まさかそんなバカな。ありえないでしょタイミング的におかしいでしょ! きっと顔になんかついてたんだ! おかしいな鏡は何回もチェックしたんだけど! いや理由はどうであれ、するわけがない!
「しないよ」
ですよねー! 自意識過剰ですみません!! って……え。心の声漏れてた!?
痛いくらいの勢いで、口を手のひらで押さえる。と同時に柊くんへ目をやると、怖いくらい静かに、綺麗な笑みをたたえていた。

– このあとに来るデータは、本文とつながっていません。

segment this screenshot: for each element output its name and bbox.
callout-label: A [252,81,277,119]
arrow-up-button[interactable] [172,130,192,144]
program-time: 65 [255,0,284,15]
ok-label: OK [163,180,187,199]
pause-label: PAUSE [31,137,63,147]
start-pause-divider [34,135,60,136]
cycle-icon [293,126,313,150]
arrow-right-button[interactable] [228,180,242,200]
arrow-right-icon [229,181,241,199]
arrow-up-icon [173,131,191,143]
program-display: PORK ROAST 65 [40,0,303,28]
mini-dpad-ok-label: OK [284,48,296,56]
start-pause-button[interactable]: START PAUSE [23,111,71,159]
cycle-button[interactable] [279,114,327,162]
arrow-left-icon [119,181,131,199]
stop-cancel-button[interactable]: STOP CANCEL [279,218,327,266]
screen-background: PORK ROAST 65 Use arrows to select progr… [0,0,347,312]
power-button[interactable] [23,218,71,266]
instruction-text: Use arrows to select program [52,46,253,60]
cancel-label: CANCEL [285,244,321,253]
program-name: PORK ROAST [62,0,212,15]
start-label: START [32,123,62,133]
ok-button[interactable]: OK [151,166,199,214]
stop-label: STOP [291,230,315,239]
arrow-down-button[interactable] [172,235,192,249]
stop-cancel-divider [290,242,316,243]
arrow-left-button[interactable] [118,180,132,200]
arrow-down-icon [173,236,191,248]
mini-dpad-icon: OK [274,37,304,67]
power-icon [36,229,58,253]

緊張も、動揺も見えないその微笑みは、私の呼吸を止める。
「っ、」
柊くんの手が、前髪に触れる。一度梳かれただけの行為に、私の頬はまた熱くなってしまう。
「しないよ。まだ」
男の子の表情から、誰もが知るメグの顔つきになった柊くんは「なんちゃって」と笑ってからサドルにまたがった。
……ずるい。また、そうやって、ひとり先に行く。
私、これでも頑張ったのに。ないなら振り絞れ勇気!って心して待ってたのに……。私のいいところは、素直なところらしいのに。
目の前の背中越しに「行くよー」と何事もなかったかのように声を掛けられたら、素直に柊くんへ手を伸ばせない。